Performing a genome scan with binary traits
Last updated on 2024-10-21 | Edit this page
Estimated time: 50 minutes
Overview
Questions
- “How do I create a genome scan for binary traits?”
Objectives
- Convert phenotypes to binary values.
- Use logistic regression for genome scans with binary traits.
- Plot and compare genome scans for binary traits.
The genome scans above were performed assuming that the residual
variation followed a normal distribution. This will often provide
reasonable results even if the residuals are not normal, but an
important special case is that of a binary trait, with values 0 and 1,
which is best treated differently. The scan1
function can
perform a genome scan with binary traits by logistic regression, using
the argument model="binary"
. (The default value for the
model
argument is "normal"
.) At present, we
can not account for relationships among individuals in this
analysis.
Let’s look at the phenotypes in the cross again.
R
head(cross$pheno)
OUTPUT
log10_insulin_10wk agouti_tan tufted
Mouse3051 1.399 1 0
Mouse3551 0.369 1 1
Mouse3430 0.860 0 1
Mouse3476 0.800 1 0
Mouse3414 1.370 0 0
Mouse3145 1.783 1 0
There are two binary traits called “agouti_tan”, and “tufted” which are related to coat color and shape.
We perform a binary genome scan in a similar manner to mapping
continuous traits by using scan1
. When we mapped insulin,
there was a hidden argument called model
which told
qtl2
which mapping model to use. There are two options:
normal
, the default, and binary
. The
normal
argument tells
qtl2 to ues a "normal" (least squares) linear model. To map a binary trait, we will include
model
= “binary”` to indicate that the phenotype is a binary trait with values
0 and 1.
R
lod_agouti <- scan1(genoprobs = probs,
pheno = cross$pheno[,'agouti_tan'],
addcovar = addcovar,
model = "binary")
Let’s plot the result and see if there is a peak.
R
plot_scan1(x = lod_agouti,
map = cross$pmap,
main = 'Agouti')
Yes! There is a big peak on chromosome 2. Let’s zoom in on chromosome 2.
R
plot_scan1(x = lod_agouti,
map = cross$pmap,
chr = 2,
main = 'Agouti')
We can use find_peaks
to find the position of the
highest LOD score.
R
find_peaks(scan1_output = lod_agouti,
map = cross$pmap)
This turns out to be a well-known coat color locus for agouti coat color which contains the nonagouti gene. Mice carrying two black alleles will have a black coat, and mice carrying one or no black alleles will have agouti coats.
Challenge 1: How many mice have black coats?
Look at the frequency of the black (0) and agouti (1) phenotypes.
What proportion of the mice are black? Can you use what you learned
about how the nonagouti
locus works and the cross design to
explain the frequency of black mice?
First, get the number of black and agouti mice.
R
tbl <- table(cross$pheno[,"agouti_tan"])
tbl
OUTPUT
0 1
125 356
Then use the number of mice to calculate the proportion with each coat color.
R
tbl / sum(tbl)
OUTPUT
0 1
0.26 0.74
We can see that the black (0) mice occur about 25 % of the time. If
the A
allele causes mice to have black coats when it is
recessive, and if a
is the agouti allele, then, when
breeding two heterozygous (Aa
) mice together, we expect
mean allele frequencies of:
Allele | Frequency | Coat Color |
---|---|---|
AA | 0.25 | black |
Aa | 0.5 | agouti |
aa | 0.25 | agouti |
From this, we can see that about 25% of the mice should have black coats.

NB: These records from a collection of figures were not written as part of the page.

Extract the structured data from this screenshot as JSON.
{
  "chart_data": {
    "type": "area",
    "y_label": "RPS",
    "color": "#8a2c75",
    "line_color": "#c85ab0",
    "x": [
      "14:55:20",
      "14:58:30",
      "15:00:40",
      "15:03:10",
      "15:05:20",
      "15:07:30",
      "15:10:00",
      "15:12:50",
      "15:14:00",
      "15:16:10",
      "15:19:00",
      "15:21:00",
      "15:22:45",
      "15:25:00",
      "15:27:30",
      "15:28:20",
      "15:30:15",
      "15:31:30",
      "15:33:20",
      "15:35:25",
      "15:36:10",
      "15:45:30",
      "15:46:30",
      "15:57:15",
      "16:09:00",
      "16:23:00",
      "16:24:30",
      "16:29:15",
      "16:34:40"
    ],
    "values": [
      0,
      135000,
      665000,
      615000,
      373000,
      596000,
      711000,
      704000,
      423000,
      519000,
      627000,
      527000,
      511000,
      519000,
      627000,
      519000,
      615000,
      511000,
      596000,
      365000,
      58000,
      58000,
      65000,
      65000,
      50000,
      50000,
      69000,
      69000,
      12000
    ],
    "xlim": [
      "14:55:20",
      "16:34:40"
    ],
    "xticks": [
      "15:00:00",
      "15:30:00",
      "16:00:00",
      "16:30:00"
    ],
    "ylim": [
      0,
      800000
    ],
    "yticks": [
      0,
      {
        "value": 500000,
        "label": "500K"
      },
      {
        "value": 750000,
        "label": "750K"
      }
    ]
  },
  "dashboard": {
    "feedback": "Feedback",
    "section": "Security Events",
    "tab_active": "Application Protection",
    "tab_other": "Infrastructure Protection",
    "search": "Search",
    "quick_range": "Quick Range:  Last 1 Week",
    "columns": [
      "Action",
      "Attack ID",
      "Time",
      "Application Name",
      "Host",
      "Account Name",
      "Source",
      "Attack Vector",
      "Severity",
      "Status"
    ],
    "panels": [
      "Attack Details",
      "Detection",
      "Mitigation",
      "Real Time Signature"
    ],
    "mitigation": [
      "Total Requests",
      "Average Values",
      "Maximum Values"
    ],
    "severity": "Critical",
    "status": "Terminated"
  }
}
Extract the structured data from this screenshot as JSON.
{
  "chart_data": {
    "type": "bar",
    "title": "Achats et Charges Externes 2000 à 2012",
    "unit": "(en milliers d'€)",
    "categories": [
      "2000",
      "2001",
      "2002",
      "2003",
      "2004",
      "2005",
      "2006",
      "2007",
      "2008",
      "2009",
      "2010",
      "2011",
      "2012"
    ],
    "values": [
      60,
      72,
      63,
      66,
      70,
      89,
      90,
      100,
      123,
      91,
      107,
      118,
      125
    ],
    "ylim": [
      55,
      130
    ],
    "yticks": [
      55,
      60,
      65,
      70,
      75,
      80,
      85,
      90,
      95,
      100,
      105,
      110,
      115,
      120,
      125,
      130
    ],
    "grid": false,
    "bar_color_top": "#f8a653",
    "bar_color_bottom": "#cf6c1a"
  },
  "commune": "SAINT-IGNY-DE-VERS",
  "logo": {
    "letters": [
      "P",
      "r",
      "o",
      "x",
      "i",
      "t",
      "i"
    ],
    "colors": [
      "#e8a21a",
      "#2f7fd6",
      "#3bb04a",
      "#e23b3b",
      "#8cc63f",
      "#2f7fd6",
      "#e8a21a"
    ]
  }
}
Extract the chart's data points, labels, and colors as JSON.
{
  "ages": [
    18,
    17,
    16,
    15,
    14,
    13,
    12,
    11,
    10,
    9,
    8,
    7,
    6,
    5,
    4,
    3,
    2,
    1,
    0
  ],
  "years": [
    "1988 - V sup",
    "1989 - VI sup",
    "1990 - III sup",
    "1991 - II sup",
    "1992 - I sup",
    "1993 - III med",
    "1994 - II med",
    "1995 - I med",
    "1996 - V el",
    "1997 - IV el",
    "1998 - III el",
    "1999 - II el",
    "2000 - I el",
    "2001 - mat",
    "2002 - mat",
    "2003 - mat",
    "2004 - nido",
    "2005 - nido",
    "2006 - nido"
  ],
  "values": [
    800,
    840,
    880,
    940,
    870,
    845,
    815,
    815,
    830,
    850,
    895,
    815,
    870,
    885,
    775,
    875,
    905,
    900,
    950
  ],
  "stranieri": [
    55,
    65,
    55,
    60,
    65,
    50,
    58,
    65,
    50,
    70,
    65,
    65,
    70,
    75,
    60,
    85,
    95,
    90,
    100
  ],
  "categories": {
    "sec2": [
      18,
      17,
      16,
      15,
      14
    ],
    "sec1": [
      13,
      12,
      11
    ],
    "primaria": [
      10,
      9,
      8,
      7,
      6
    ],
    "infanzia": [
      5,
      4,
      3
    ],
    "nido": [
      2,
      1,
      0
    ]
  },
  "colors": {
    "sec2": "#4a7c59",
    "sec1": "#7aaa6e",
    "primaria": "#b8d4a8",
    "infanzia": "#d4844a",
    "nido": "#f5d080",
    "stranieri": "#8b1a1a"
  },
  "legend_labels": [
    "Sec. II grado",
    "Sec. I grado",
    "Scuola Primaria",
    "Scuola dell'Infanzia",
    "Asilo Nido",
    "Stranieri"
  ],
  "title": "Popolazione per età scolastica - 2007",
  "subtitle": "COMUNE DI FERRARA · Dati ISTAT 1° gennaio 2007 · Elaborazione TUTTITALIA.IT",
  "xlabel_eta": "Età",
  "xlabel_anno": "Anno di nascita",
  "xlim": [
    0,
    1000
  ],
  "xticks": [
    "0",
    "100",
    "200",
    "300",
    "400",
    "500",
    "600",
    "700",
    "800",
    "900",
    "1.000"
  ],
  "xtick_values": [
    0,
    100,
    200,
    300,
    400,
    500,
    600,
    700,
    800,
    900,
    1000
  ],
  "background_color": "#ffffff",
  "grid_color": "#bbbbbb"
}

Challenge 2: Map the “tufted” phenotype.
Map the tufted phenotype an determine if there are any tall peaks for this trait.
First, map the trait.
R
lod_tufted <- scan1(genoprobs = probs,
pheno = cross$pheno[,"tufted"],
addcovar = addcovar,
model = "binary")
Then, plot the LOD score.
R
plot_scan1(x = lod_tufted,
map = cross$pmap,
main = "Tufted")
There is a large peak on chromosome 17. This is a known locus associated with the Itpr3 gene near 27.3 Mb on chromsome 17.
Key Points
- “A genome scan for binary traits (0 and 1) requires special handling; scans for non-binary traits assume normal variation of the residuals.”
- “A genome scan for binary traits is performed with logistic regression.”